Cette année, c’était Ape Escape 3 l’heureux élu. Il faut dire que sur la papier c’était un parfait client : de la plateforme sympache, des environnements ensoleillés, de l’humour et surtout des centaines de singes funky.
Et vu qu’en plus je n’y connaissais que dalle en Ape Escape, je crois que c’était le moment de rattraper cette lacune (le jeu est quand même sorti depuis un an, le bougre…). Grand bien m’en a pris, je viens de le terminer hier (60% en 7h30), et pas de doute : cet Ape Escape 3 est définitivement le parfait compagnon des après-midi plateformer sous le soleil.
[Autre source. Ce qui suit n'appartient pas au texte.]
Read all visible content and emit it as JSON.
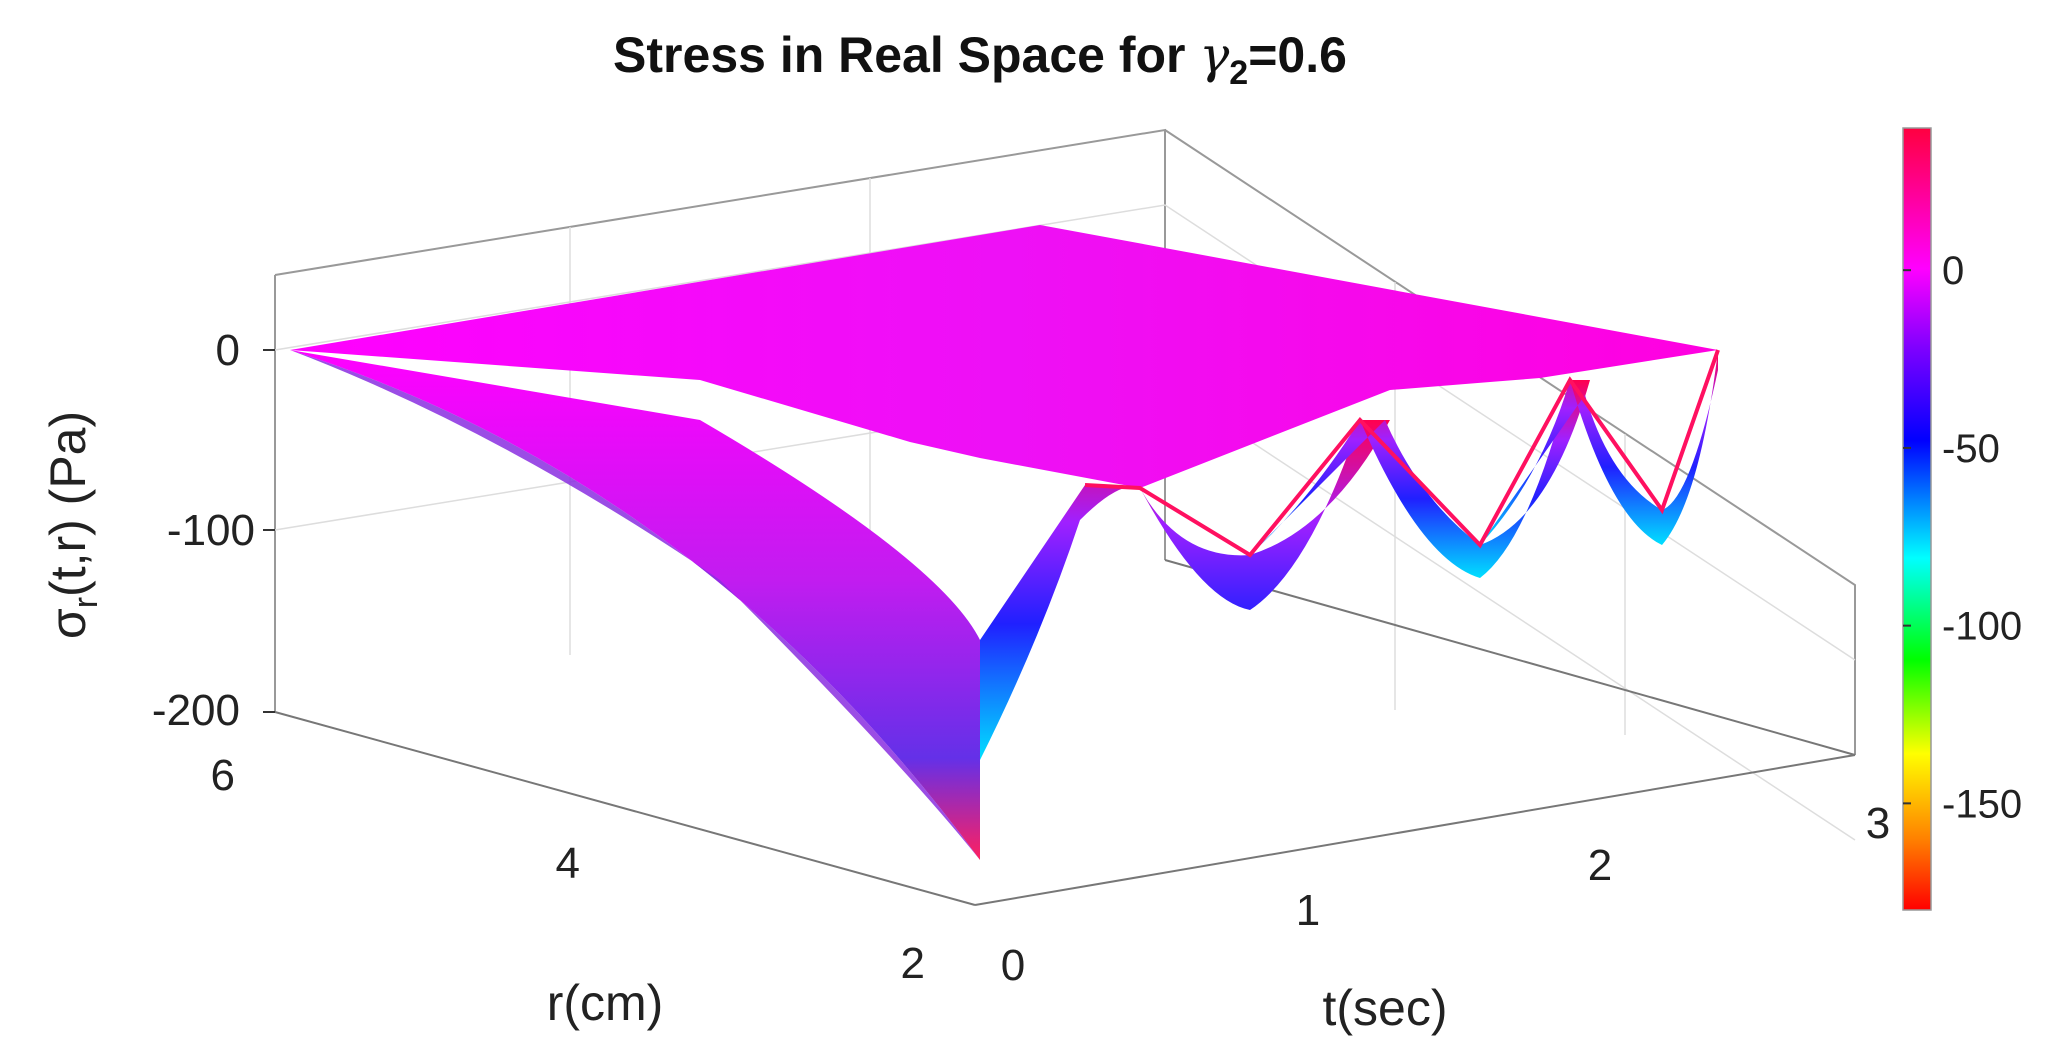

En y repensant, je crois que la chose qui m’a le plus plu reste l’habillage, qui est véritablement fantastique : chanson débile sur l’écran de présentation (en tout cas dans la version japonaise), personnages qui discutent dans des grosses bulles toriyamesques, hub génial et évolutif, plein de couleurs partout, … Je ne vous parle même pas des images et polices utilisées pour illustrer chacun des vingt niveaux tellement elles sont puissantes et parodient avec brio les thématiques chères au monde du cinéma.
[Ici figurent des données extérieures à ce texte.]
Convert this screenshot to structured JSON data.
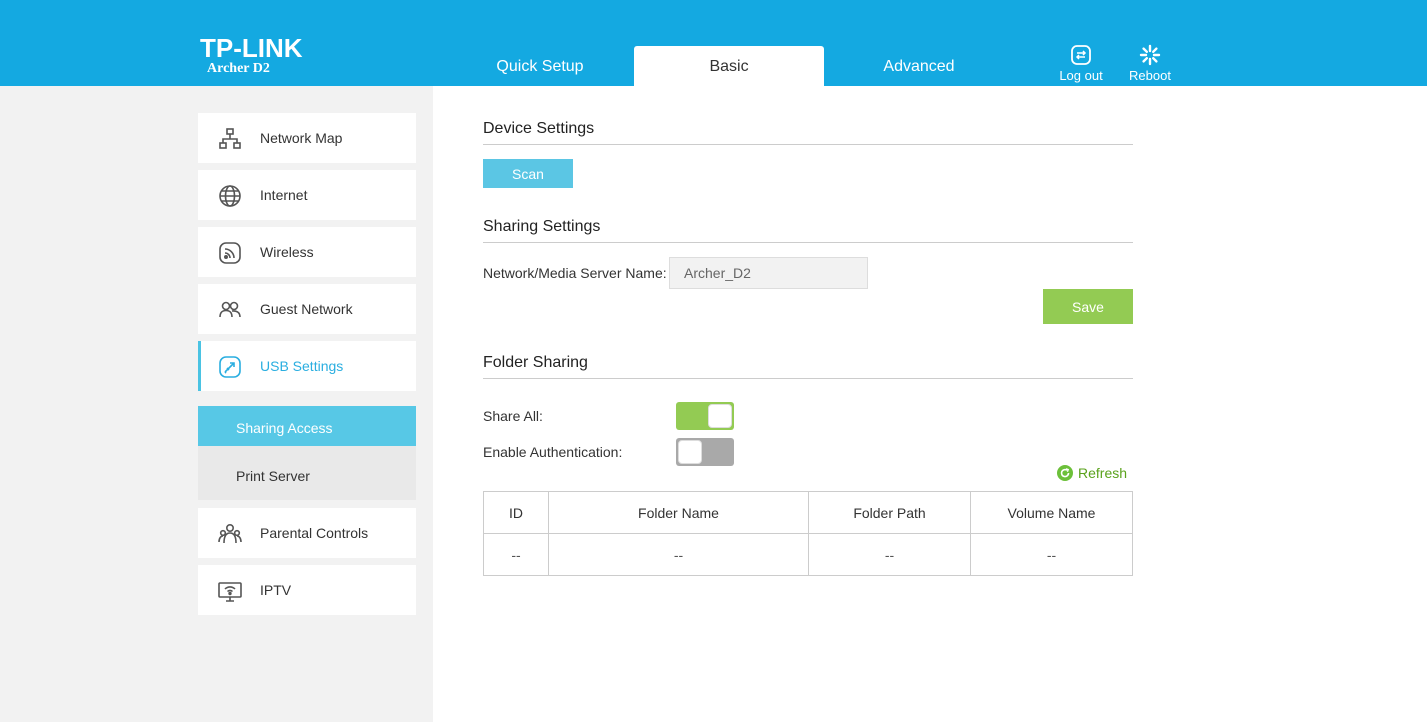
{
  "header": {
    "brand": "TP-LINK",
    "model": "Archer D2",
    "tabs": [
      {
        "label": "Quick Setup"
      },
      {
        "label": "Basic"
      },
      {
        "label": "Advanced"
      }
    ],
    "logout_label": "Log out",
    "reboot_label": "Reboot"
  },
  "sidebar": {
    "items": [
      {
        "label": "Network Map",
        "icon": "network-map-icon"
      },
      {
        "label": "Internet",
        "icon": "globe-icon"
      },
      {
        "label": "Wireless",
        "icon": "wireless-icon"
      },
      {
        "label": "Guest Network",
        "icon": "guest-icon"
      },
      {
        "label": "USB Settings",
        "icon": "usb-icon"
      },
      {
        "label": "Parental Controls",
        "icon": "parental-icon"
      },
      {
        "label": "IPTV",
        "icon": "iptv-icon"
      }
    ],
    "sub_items": [
      {
        "label": "Sharing Access"
      },
      {
        "label": "Print Server"
      }
    ]
  },
  "main": {
    "device_settings": {
      "title": "Device Settings",
      "scan_label": "Scan"
    },
    "sharing_settings": {
      "title": "Sharing Settings",
      "server_name_label": "Network/Media Server Name:",
      "server_name_value": "Archer_D2",
      "save_label": "Save"
    },
    "folder_sharing": {
      "title": "Folder Sharing",
      "share_all_label": "Share All:",
      "share_all_on": true,
      "auth_label": "Enable Authentication:",
      "auth_on": false,
      "refresh_label": "Refresh",
      "columns": [
        "ID",
        "Folder Name",
        "Folder Path",
        "Volume Name"
      ],
      "rows": [
        [
          "--",
          "--",
          "--",
          "--"
        ]
      ]
    }
  },
  "colors": {
    "header_blue": "#14a9e1",
    "accent_cyan": "#57c8e6",
    "save_green": "#93cb53",
    "refresh_green": "#5aa21c"
  }
}
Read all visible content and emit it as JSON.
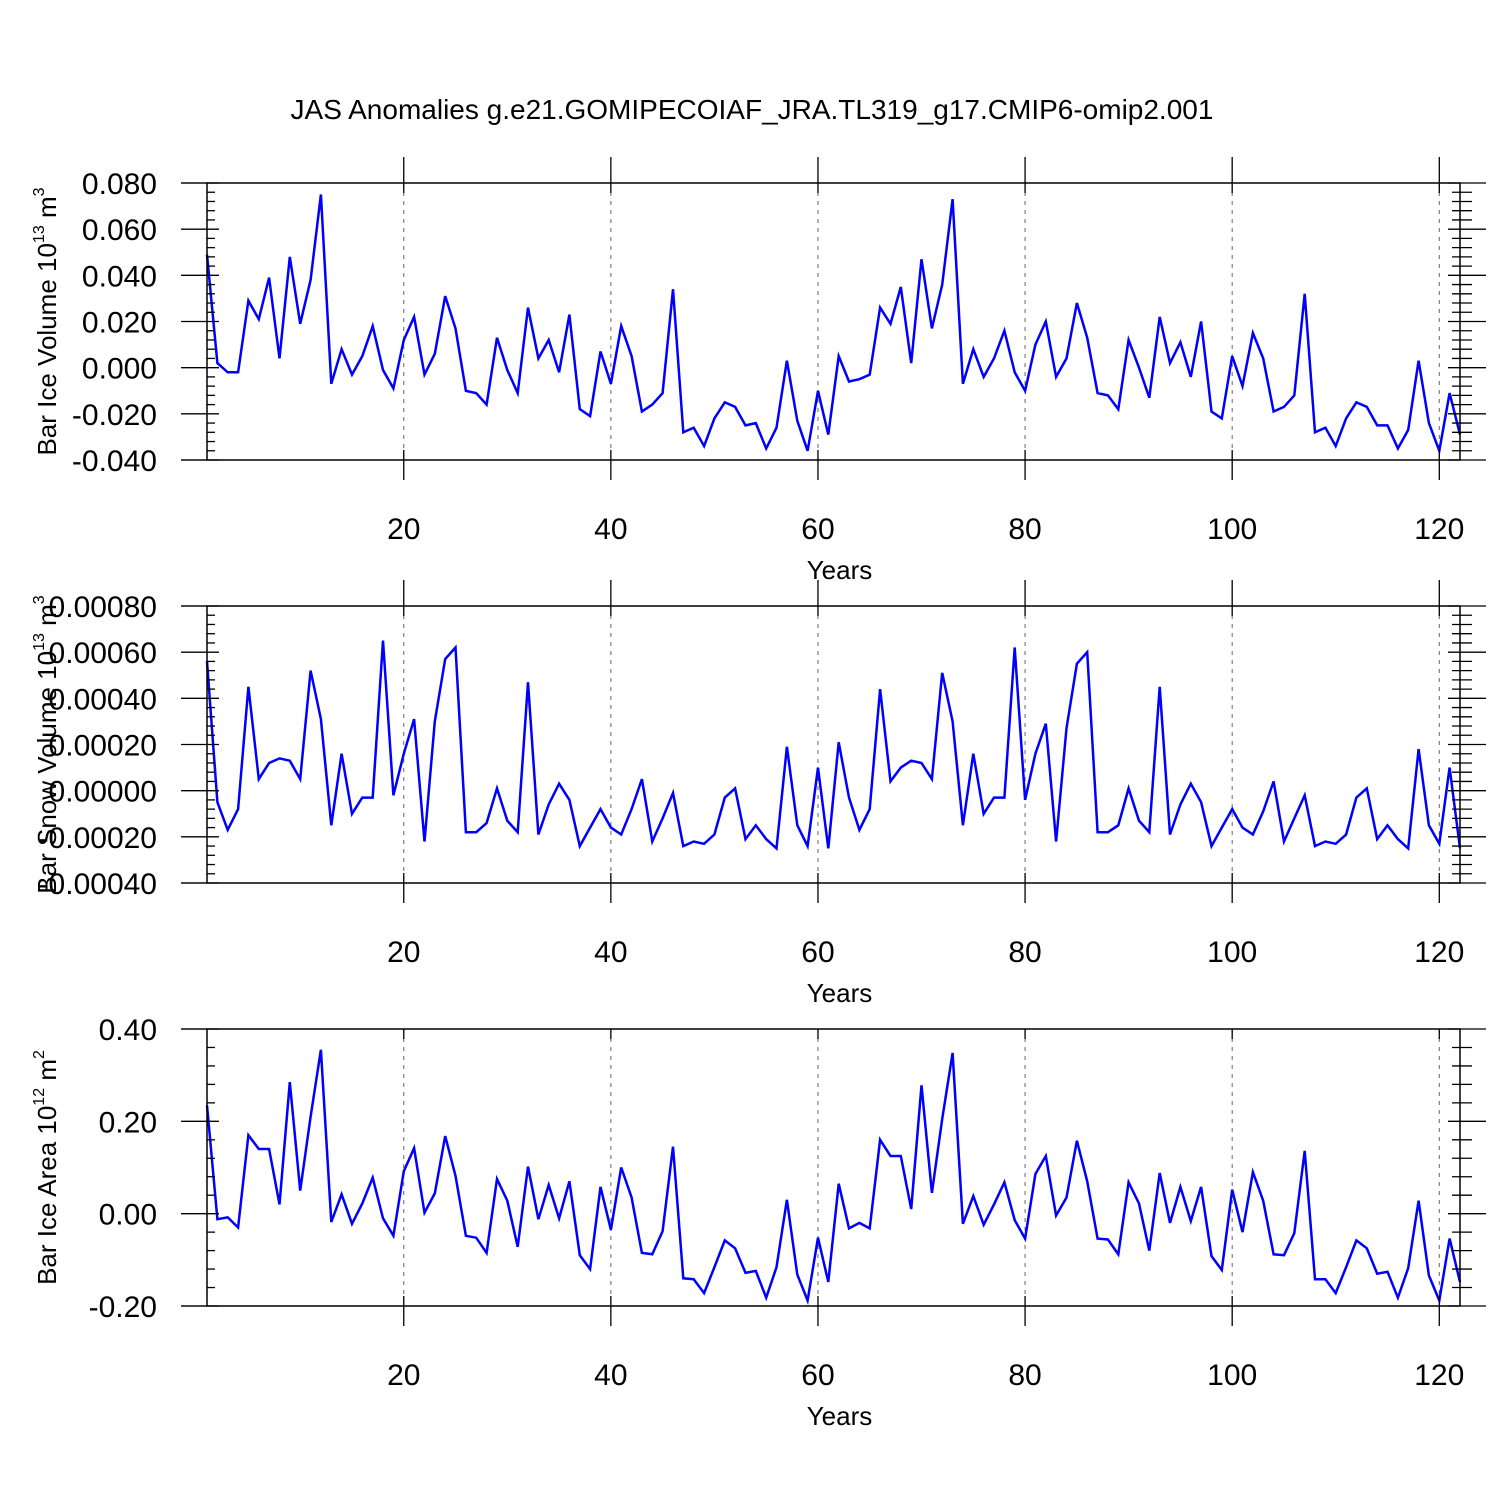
{
  "title": "JAS Anomalies g.e21.GOMIPECOIAF_JRA.TL319_g17.CMIP6-omip2.001",
  "colors": {
    "series": "#0000ff",
    "axes": "#000000",
    "grid": "#666666"
  },
  "chart_data": [
    {
      "type": "line",
      "ylabel": "Bar Ice Volume 10",
      "ylabel_sup": "13",
      "ylabel_unit": " m",
      "ylabel_unit_sup": "3",
      "xlabel": "Years",
      "xlim": [
        1,
        122
      ],
      "ylim": [
        -0.04,
        0.08
      ],
      "yticks": [
        -0.04,
        -0.02,
        0.0,
        0.02,
        0.04,
        0.06,
        0.08
      ],
      "ytick_labels": [
        "-0.040",
        "-0.020",
        "0.000",
        "0.020",
        "0.040",
        "0.060",
        "0.080"
      ],
      "xticks": [
        20,
        40,
        60,
        80,
        100,
        120
      ],
      "xtick_labels": [
        "20",
        "40",
        "60",
        "80",
        "100",
        "120"
      ],
      "grid_x": [
        20,
        40,
        60,
        80,
        100,
        120
      ],
      "x_start": 1,
      "values": [
        0.049,
        0.002,
        -0.002,
        -0.002,
        0.029,
        0.021,
        0.039,
        0.004,
        0.048,
        0.019,
        0.038,
        0.075,
        -0.007,
        0.008,
        -0.003,
        0.005,
        0.018,
        -0.001,
        -0.009,
        0.012,
        0.022,
        -0.003,
        0.006,
        0.031,
        0.017,
        -0.01,
        -0.011,
        -0.016,
        0.013,
        -0.001,
        -0.011,
        0.026,
        0.004,
        0.012,
        -0.002,
        0.023,
        -0.018,
        -0.021,
        0.007,
        -0.007,
        0.018,
        0.005,
        -0.019,
        -0.016,
        -0.011,
        0.034,
        -0.028,
        -0.026,
        -0.034,
        -0.022,
        -0.015,
        -0.017,
        -0.025,
        -0.024,
        -0.035,
        -0.026,
        0.003,
        -0.023,
        -0.036,
        -0.01,
        -0.029,
        0.005,
        -0.006,
        -0.005,
        -0.003,
        0.026,
        0.019,
        0.035,
        0.002,
        0.047,
        0.017,
        0.036,
        0.073,
        -0.007,
        0.008,
        -0.004,
        0.004,
        0.016,
        -0.002,
        -0.01,
        0.01,
        0.02,
        -0.004,
        0.004,
        0.028,
        0.013,
        -0.011,
        -0.012,
        -0.018,
        0.012,
        0.0,
        -0.013,
        0.022,
        0.002,
        0.011,
        -0.004,
        0.02,
        -0.019,
        -0.022,
        0.005,
        -0.008,
        0.015,
        0.004,
        -0.019,
        -0.017,
        -0.012,
        0.032,
        -0.028,
        -0.026,
        -0.034,
        -0.022,
        -0.015,
        -0.017,
        -0.025,
        -0.025,
        -0.035,
        -0.027,
        0.003,
        -0.024,
        -0.036,
        -0.011,
        -0.029
      ]
    },
    {
      "type": "line",
      "ylabel": "Bar Snow Volume 10",
      "ylabel_sup": "13",
      "ylabel_unit": " m",
      "ylabel_unit_sup": "3",
      "xlabel": "Years",
      "xlim": [
        1,
        122
      ],
      "ylim": [
        -0.0004,
        0.0008
      ],
      "yticks": [
        -0.0004,
        -0.0002,
        0.0,
        0.0002,
        0.0004,
        0.0006,
        0.0008
      ],
      "ytick_labels": [
        "-0.00040",
        "-0.00020",
        "0.00000",
        "0.00020",
        "0.00040",
        "0.00060",
        "0.00080"
      ],
      "xticks": [
        20,
        40,
        60,
        80,
        100,
        120
      ],
      "xtick_labels": [
        "20",
        "40",
        "60",
        "80",
        "100",
        "120"
      ],
      "grid_x": [
        20,
        40,
        60,
        80,
        100,
        120
      ],
      "x_start": 1,
      "values": [
        0.00056,
        -5e-05,
        -0.00017,
        -8e-05,
        0.00045,
        5e-05,
        0.00012,
        0.00014,
        0.00013,
        5e-05,
        0.00052,
        0.00031,
        -0.00015,
        0.00016,
        -0.0001,
        -3e-05,
        -3e-05,
        0.00065,
        -2e-05,
        0.00016,
        0.00031,
        -0.00022,
        0.0003,
        0.00057,
        0.00062,
        -0.00018,
        -0.00018,
        -0.00014,
        1e-05,
        -0.00013,
        -0.00018,
        0.00047,
        -0.00019,
        -6e-05,
        3e-05,
        -4e-05,
        -0.00024,
        -0.00016,
        -8e-05,
        -0.00016,
        -0.00019,
        -8e-05,
        5e-05,
        -0.00022,
        -0.00012,
        -1e-05,
        -0.00024,
        -0.00022,
        -0.00023,
        -0.00019,
        -3e-05,
        1e-05,
        -0.00021,
        -0.00015,
        -0.00021,
        -0.00025,
        0.00019,
        -0.00015,
        -0.00024,
        0.0001,
        -0.00025,
        0.00021,
        -3e-05,
        -0.00017,
        -8e-05,
        0.00044,
        4e-05,
        0.0001,
        0.00013,
        0.00012,
        5e-05,
        0.00051,
        0.0003,
        -0.00015,
        0.00016,
        -0.0001,
        -3e-05,
        -3e-05,
        0.00062,
        -4e-05,
        0.00016,
        0.00029,
        -0.00022,
        0.00027,
        0.00055,
        0.0006,
        -0.00018,
        -0.00018,
        -0.00015,
        1e-05,
        -0.00013,
        -0.00018,
        0.00045,
        -0.00019,
        -6e-05,
        3e-05,
        -5e-05,
        -0.00024,
        -0.00016,
        -8e-05,
        -0.00016,
        -0.00019,
        -9e-05,
        4e-05,
        -0.00022,
        -0.00012,
        -2e-05,
        -0.00024,
        -0.00022,
        -0.00023,
        -0.00019,
        -3e-05,
        1e-05,
        -0.00021,
        -0.00015,
        -0.00021,
        -0.00025,
        0.00018,
        -0.00015,
        -0.00023,
        0.0001,
        -0.00025
      ]
    },
    {
      "type": "line",
      "ylabel": "Bar Ice Area 10",
      "ylabel_sup": "12",
      "ylabel_unit": " m",
      "ylabel_unit_sup": "2",
      "xlabel": "Years",
      "xlim": [
        1,
        122
      ],
      "ylim": [
        -0.2,
        0.4
      ],
      "yticks": [
        -0.2,
        0.0,
        0.2,
        0.4
      ],
      "ytick_labels": [
        "-0.20",
        "0.00",
        "0.20",
        "0.40"
      ],
      "xticks": [
        20,
        40,
        60,
        80,
        100,
        120
      ],
      "xtick_labels": [
        "20",
        "40",
        "60",
        "80",
        "100",
        "120"
      ],
      "grid_x": [
        20,
        40,
        60,
        80,
        100,
        120
      ],
      "x_start": 1,
      "values": [
        0.235,
        -0.012,
        -0.008,
        -0.03,
        0.17,
        0.14,
        0.14,
        0.02,
        0.285,
        0.05,
        0.21,
        0.355,
        -0.018,
        0.042,
        -0.022,
        0.022,
        0.078,
        -0.01,
        -0.048,
        0.092,
        0.142,
        0.002,
        0.044,
        0.168,
        0.082,
        -0.048,
        -0.052,
        -0.085,
        0.075,
        0.028,
        -0.072,
        0.102,
        -0.012,
        0.062,
        -0.01,
        0.07,
        -0.09,
        -0.12,
        0.058,
        -0.035,
        0.1,
        0.035,
        -0.085,
        -0.088,
        -0.038,
        0.145,
        -0.14,
        -0.142,
        -0.172,
        -0.116,
        -0.058,
        -0.075,
        -0.128,
        -0.124,
        -0.182,
        -0.116,
        0.03,
        -0.132,
        -0.188,
        -0.052,
        -0.148,
        0.065,
        -0.032,
        -0.02,
        -0.032,
        0.16,
        0.125,
        0.125,
        0.01,
        0.278,
        0.045,
        0.205,
        0.348,
        -0.022,
        0.038,
        -0.024,
        0.02,
        0.068,
        -0.014,
        -0.054,
        0.086,
        0.125,
        -0.004,
        0.035,
        0.158,
        0.07,
        -0.054,
        -0.056,
        -0.088,
        0.068,
        0.022,
        -0.08,
        0.088,
        -0.02,
        0.058,
        -0.016,
        0.058,
        -0.092,
        -0.122,
        0.052,
        -0.04,
        0.09,
        0.028,
        -0.088,
        -0.09,
        -0.042,
        0.136,
        -0.142,
        -0.142,
        -0.172,
        -0.116,
        -0.058,
        -0.075,
        -0.13,
        -0.126,
        -0.182,
        -0.118,
        0.028,
        -0.134,
        -0.188,
        -0.054,
        -0.148
      ]
    }
  ]
}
L’autre grande qualité de Ape Escape 3, c’est d’offrir un fun simple mais constant, du début à la fin (le combat final est fabuleux !), faisant ainsi la nique à un Mario Sunshine souvent pénible. Un comble quand on compare les passés de SCEI et Nintendo dans le domaine.
D’ailleurs, excusez d’avance la comparaison farfelue, mais ça me fais penser que l’autre jour je reprochais justement à Final Fantasy XII d’en montrer trop, trop vite, faisant naître une désagréable sensation de stagnation au fur et à mesure que l’on avance dans l’aventure. Et bah dans Ape Escape 3, c’est le contraire, tout est réglé au poil : chaque niveau est différent du précédent, et surtout les accessoires et costumes (brillants) sont distribués d’une façon parfaitement espacée et réfléchie. En gros, on découvre une nouvelle façon de jouer toutes les demi-heures.

Bref, il y a plein d’autres choses à dire sur ce jeu, que ce soit la mise en scène classieuse lors des affrontements contre les boss, les véhicules rigolos, les musiques (celle du costume de chevalier est surpuissante !) ou tous les petits bidules à débloquer (dont un certain mini-game qui a plus fait parler de lui que le jeu lui-même : triste), mais on y serait encore demain.
Au milieu de tous ces superlatifs, il y a bien certes quelques défauts, en particulier des petits problèmes dans la gestion des caméras et des sauts, mais rien qui ne l’empêche de s’asseoir sur les épaules d’un géant.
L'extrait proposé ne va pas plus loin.